L’année qui s’ouvre sera-t-elle à nouveau dominée par les questions de sécurité et de migrations ?

C’est inévitable, et cela appelle des réponses et des politiques encore plus crédibles. Mais ce qui menace d’abord l’Europe, ce qui la mine, c’est ce mal-être existentiel qui se manifeste sur tous les plans et que l’on n’arrive pas à surmonter. La pression terroriste, les flots de migrants et de demandeurs d’asile, les provocations de Poutine révèlent les faiblesses de l’Europe. Le Brexit n’est pas qu’une aberration britannique, mais un signe extrême du décrochage plus large des peuples vis-à-vis de la construction européenne. C’est « le » problème n° 1 !

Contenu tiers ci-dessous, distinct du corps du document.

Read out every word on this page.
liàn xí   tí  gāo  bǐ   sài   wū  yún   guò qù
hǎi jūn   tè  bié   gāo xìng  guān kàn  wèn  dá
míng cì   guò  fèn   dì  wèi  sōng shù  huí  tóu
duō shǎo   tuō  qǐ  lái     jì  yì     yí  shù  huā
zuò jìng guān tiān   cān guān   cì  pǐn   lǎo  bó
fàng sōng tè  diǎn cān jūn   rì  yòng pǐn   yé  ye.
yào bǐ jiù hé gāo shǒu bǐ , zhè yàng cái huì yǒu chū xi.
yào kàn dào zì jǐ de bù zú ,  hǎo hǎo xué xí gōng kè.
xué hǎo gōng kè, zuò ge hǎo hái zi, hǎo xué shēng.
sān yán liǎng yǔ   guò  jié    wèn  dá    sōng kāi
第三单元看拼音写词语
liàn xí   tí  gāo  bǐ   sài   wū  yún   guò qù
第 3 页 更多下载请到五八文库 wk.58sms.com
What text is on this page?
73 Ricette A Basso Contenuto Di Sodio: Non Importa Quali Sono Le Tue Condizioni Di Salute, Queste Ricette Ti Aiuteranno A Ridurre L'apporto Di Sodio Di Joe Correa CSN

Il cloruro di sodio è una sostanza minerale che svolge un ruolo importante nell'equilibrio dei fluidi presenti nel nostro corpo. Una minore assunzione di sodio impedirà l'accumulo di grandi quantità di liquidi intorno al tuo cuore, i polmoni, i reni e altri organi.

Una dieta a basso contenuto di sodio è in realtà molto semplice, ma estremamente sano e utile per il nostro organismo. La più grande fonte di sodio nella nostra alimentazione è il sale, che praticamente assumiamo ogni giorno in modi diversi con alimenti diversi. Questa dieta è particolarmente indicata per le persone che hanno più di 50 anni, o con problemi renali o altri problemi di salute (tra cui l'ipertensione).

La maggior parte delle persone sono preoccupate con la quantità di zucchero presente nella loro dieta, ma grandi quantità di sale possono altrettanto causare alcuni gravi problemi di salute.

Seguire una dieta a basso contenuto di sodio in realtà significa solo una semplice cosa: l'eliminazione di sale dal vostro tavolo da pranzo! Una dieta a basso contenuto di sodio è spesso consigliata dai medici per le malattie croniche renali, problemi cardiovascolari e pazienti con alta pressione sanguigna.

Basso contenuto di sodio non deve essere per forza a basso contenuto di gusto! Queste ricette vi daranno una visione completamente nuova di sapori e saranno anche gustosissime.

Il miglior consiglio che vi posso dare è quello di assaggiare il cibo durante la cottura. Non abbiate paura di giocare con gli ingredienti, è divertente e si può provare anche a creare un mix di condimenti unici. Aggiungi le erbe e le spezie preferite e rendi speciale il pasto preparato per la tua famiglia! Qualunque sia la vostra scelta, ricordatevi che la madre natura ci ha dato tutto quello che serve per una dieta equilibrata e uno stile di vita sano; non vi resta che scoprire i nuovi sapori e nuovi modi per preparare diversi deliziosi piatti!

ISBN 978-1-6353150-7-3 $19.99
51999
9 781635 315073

Le terrorisme va-t-il continuer en 2016 et 2017 ?

Sans doute, et même au-delà. Qui oserait prédire l’inverse ? Cela dit, n’oublions pas que le terrorisme islamiste, le produit d’une gigantesque convulsion au sein de l’islam, frappe d’abord les musulmans « impies » : dans le monde arabe, mais aussi en Turquie, en Asie, en Afrique, en Europe aussi. Une infime partie des 25 millions de musulmans qui y vivent sont « travaillés » aussi par cet extrémisme. Les terroristes s’en prennent aussi à nous, mais dans leur vision nous ne sommes pas la cible principale.

Votre lecture « globale » infirme les explications « locales » au terrorisme que l’on entend beaucoup en France…

Bien sûr ce terrorisme islamiste exploite des frustrations locales, il y en a partout, mais s’il y a des talibans en Afghanistan, des attentats suicide en Turquie, si Daech a été créé en Irak, et Boko Haram en Afrique, etc., ce n’est pas à cause de la colonisation d’avant-hier ni de la situation sociale en France aujourd’hui ! La repentance obsessionnelle ne doit pas tourner à l’absurde et le masochisme nombriliste n’est pas une garantie de sécurité !

Les reculs de l’Etat islamique en Syrie, en Irak et en Libye peuvent-ils ralentir ou amplifier les attentats ?

Cela les affaiblira de ne plus avoir ces bases arrière fixes, mais cela ne veut pas dire que les attentats vont disparaître du jour au lendemain. Il subsistera encore longtemps des réseaux. Surtout si on ne trouve pas, vite, une solution politique pour l’Irak, pour la Syrie, sans oublier la Libye et le Sahel.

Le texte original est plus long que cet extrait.